Administrators of storage and directory servers can use the authenticated user name to restrict write access to a subset of all Upspin users. An instance of the default storage server maintains a list of users permitted to store blocks on the server.

The upspin.io servers use certificates from LetsEncrypt. You may use the default system Root CA list, or specify tlscerts in your ~/upspin/config pointing to a directory with just DST_Root_CA_X3.pem.

Implicit in the cryptographic discussion earlier is the fact that a directory server administrator can read any file name, the writer, and the list of readers. This is roughly equivalent to using PGP inside an email system like Gmail: very few attackers can reach the metadata, but a rogue insider or law enforcement with judicial oversight would be able to. As mentioned in the introduction, a concerned user could choose to run the directory server on their own machine.

For brevity, let us say a “bad directory server” is one that has been compromised or is malicious or is compelled under legal process or simply has bugs.

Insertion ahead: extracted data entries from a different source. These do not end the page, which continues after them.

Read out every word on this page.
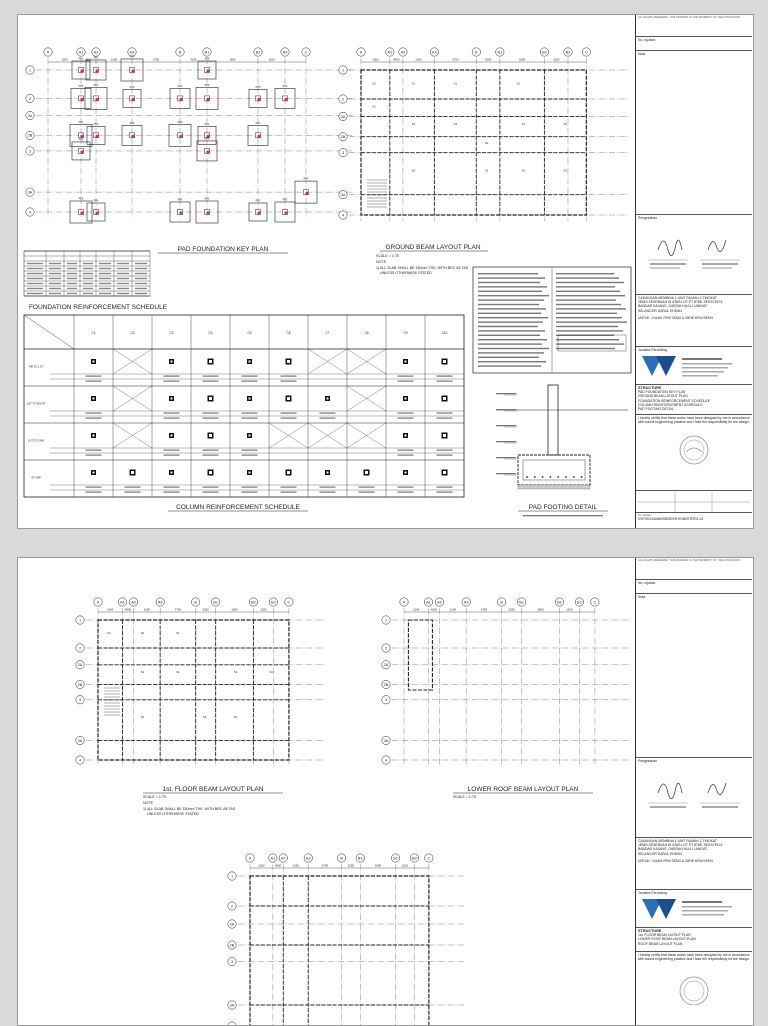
A	A1	A2	A3	B	B1	B2	B3	C
1
2
2A
2B
3
3A
4
1260	4600	2100	2750	3250	1600	1520
PF1	PF2	PF3
PF4
PF5	PF1
PF2	PF3	PF4
PF5	PF1
PF2
PF3	PF4	PF5
PF1	PF2
PF3
PF4	PF5	PF1
PF2	PF3
PF4
PF5	PF1
PAD FOUNDATION KEY PLAN
A	A1 A2	A3	B	B1	B2	B3	C
1
2
2A
2B
3
3A
4
1260	4600	2100	2750	3250	1600	1520
S1	S1	S1	S1
S1
S1	S1
S1
S1	S1
S1	S1	S1	S1
GROUND BEAM LAYOUT PLAN
SCALE = 1:75
NOTE
1) ALL SLAB SHALL BE 150mm THK. WITH BRC A8 TAS
UNLESS OTHERWISE STATED
FOUNDATION REINFORCEMENT SCHEDULE
C1	C2	C3	C4	C5	C6	C7	C8	C9	C10
RB TO 1ST
1ST TO ROOF
1ST TO 2ND
STUMP
COLUMN REINFORCEMENT SCHEDULE	PAD FOOTING DETAIL
ALL RIGHTS RESERVED. THIS DRAWING IS THE PROPERTY OF THE CONSULTANT.
No. rujukan
Nota
Pengesahan
CADANGAN MEMBINA 1 UNIT RUMAH 2 TINGKAT
JENIS SESEBUAH DI ATAS LOT PT 8768, SEKSYEN 6
BANDAR KAJANG, DAERAH HULU LANGAT,
SELANGOR DARUL EHSAN.
UNTUK : KUAN YEW SENG & SIEW KEW KENG
Jurutera Perunding
STRUCTURE
PAD FOUNDATION KEY PLAN
GROUND BEAM LAYOUT PLAN
FOUNDATION REINFORCEMENT SCHEDULE
COLUMN REINFORCEMENT SCHEDULE
PAD FOOTING DETAIL
I hereby certify that these works have been designed by me in accordance with sound engineering practice and I take full responsibility for the design.
No. lukisan
VSF/2024/AWB/SB/SEKSYEN6/STR/01-03
A	A1 A2	A3	B	B1	B2	B3	C
1
2
2A
2B
3
3A
4
1260	4600	2100	2750	3250	1600	1520
S1	S1	S1
S1	S1	S1	S1
S1	S1	S1
1st. FLOOR BEAM LAYOUT PLAN
SCALE = 1:75
NOTE
1) ALL SLAB SHALL BE 150mm THK. WITH BRC A8 TAS
UNLESS OTHERWISE STATED
A	A1 A2	A3	B	B1	B2	B3	C
1
2
2A
2B
3
3A
4
1260	4600	2100	2750	3250	1600	1520
LOWER ROOF BEAM LAYOUT PLAN
SCALE = 1:75
A	A1 A2	A3	B	B1	B2	B3	C
1
2
2A
2B
3
3A
1260	4600	2100	2750	3250	1600	1520
ALL RIGHTS RESERVED. THIS DRAWING IS THE PROPERTY OF THE CONSULTANT.
No. rujukan
Nota
Pengesahan
CADANGAN MEMBINA 1 UNIT RUMAH 2 TINGKAT
JENIS SESEBUAH DI ATAS LOT PT 8768, SEKSYEN 6
BANDAR KAJANG, DAERAH HULU LANGAT,
SELANGOR DARUL EHSAN.
UNTUK : KUAN YEW SENG & SIEW KEW KENG
Jurutera Perunding
STRUCTURE
1st. FLOOR BEAM LAYOUT PLAN
LOWER ROOF BEAM LAYOUT PLAN
ROOF BEAM LAYOUT PLAN
I hereby certify that these works have been designed by me in accordance with sound engineering practice and I take full responsibility for the design.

Besides observing metadata, a bad directory server can cause harm by returning an incorrrect Access file to the client. Access files are signed by the owner, but replay is possible; this might yield a stale list of readers or other permissions. (Similarly, the directory server could serve a stale signed DirEntry.) In addition to checking signatures, the client confirms an Access file is in the path from the current directory up to the root to limit the damage of a malicious directory server returning the wrong result from a call to WhichAccess. A cautious owner should not place private directories inside public directories.

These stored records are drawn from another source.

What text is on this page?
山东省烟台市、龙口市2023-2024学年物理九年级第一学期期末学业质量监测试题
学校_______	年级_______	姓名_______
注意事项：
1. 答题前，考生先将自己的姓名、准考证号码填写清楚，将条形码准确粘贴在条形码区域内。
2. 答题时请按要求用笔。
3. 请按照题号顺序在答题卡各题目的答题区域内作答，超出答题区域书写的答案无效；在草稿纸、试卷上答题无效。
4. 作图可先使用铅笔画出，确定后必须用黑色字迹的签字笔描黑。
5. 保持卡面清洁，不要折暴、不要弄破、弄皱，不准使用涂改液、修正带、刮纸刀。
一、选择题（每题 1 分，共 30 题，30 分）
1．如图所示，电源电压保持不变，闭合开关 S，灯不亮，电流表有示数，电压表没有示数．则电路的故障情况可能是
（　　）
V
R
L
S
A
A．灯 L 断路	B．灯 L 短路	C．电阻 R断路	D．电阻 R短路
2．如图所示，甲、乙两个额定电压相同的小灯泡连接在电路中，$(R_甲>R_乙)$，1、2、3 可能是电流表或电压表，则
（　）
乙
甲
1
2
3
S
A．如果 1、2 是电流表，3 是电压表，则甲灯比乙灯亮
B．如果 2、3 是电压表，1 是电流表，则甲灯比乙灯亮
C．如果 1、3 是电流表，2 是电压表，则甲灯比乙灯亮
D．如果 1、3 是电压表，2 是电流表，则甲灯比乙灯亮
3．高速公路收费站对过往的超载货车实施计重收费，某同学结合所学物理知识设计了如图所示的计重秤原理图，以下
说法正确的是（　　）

To prevent a bad directory server from returning fraudulent directory entries that would be undetectable by upspinfs, all the packings at a minimum include a signature by the writer of the path name, packing, and timestamp. Plain packing does only this minimum, with no signature or encryption on the content, to simplify implementation of lightweight dynamic file systems as might be associated with devices such as cameras.

Finally, while the backup properties of Upspin improve on most people’s file systems today, a bad directory or storage server can certainly wreak havoc through deletion.

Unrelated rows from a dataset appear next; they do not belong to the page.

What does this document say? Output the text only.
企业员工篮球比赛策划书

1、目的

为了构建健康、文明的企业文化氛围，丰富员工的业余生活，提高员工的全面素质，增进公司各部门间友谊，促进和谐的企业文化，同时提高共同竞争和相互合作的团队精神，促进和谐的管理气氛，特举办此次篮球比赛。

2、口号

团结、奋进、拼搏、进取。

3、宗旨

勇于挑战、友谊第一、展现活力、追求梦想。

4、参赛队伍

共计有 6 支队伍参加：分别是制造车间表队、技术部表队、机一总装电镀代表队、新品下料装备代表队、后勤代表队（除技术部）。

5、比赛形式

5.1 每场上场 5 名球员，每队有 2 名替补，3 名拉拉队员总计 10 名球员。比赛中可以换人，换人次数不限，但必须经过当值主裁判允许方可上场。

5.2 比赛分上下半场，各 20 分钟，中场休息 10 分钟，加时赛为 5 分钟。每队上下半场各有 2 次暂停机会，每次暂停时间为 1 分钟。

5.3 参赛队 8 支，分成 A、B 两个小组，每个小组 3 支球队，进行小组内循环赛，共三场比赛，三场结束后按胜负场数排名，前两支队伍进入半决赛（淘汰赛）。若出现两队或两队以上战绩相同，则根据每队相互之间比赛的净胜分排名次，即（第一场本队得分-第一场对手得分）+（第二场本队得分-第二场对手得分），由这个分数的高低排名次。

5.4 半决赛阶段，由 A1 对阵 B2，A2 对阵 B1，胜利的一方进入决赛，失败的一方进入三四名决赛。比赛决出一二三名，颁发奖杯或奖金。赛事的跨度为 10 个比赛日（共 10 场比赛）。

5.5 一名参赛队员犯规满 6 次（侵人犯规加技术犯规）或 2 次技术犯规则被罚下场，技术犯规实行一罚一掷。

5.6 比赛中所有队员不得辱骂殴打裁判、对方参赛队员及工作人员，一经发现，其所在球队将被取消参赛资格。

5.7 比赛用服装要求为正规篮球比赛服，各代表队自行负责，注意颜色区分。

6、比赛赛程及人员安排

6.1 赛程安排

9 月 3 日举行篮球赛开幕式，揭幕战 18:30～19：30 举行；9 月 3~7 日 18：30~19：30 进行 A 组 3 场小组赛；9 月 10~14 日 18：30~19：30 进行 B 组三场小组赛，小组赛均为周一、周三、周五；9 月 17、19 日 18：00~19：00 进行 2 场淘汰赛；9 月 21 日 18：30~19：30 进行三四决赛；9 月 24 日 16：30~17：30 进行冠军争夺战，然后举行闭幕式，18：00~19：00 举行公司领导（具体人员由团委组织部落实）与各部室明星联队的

Writing a file to a storage server reveals the creation time and the file size, but nothing else. Thus we expect even very cautious users can enjoy the availability advantages of public cloud storage. If they prefer, they can run the Upspin storage server code off their own local disk.

Alternative Designs

The design space has many choices, offering different protections.

Some ask why the directory server has access to cleartext filenames. It looked complicated to provide the API we do while somehow wrapping encryption keys for filenames that could be extracted by each client that needed them. Glob then has to then be implemented on the client, which adds even more complexity when done not by the file tree owner but by a client with permission only to parts of the tree. Homomorphic encryption approaches either don’t support full glob or are very complicated themselves. In practice, the user can pick obscure filenames for special cases. The more challenging information leak from a bad directory server is the list of reader accounts that you’ve shared your file with. There are also some things that could be done about that, adding cost and complexity. Google Cloud has decent security and also pushes back against overly broad warrants, so we believe running the directory server in the cloud is an acceptable risk. If you worry about this, run the directory server on your own well-protected system.

Others ask why we depend on a central key server rather than some distributed or federated system. As mentioned before, we are not adamant about using our current key server forever; if a better solution comes along we would consider switching. Any better system has to have at least the resistance our current one does to undetected tampering or inconsistent responses.

Most of all, we welcome suggestions for how to make our system simpler. For us, complexity bugs are a bigger fear than warrants.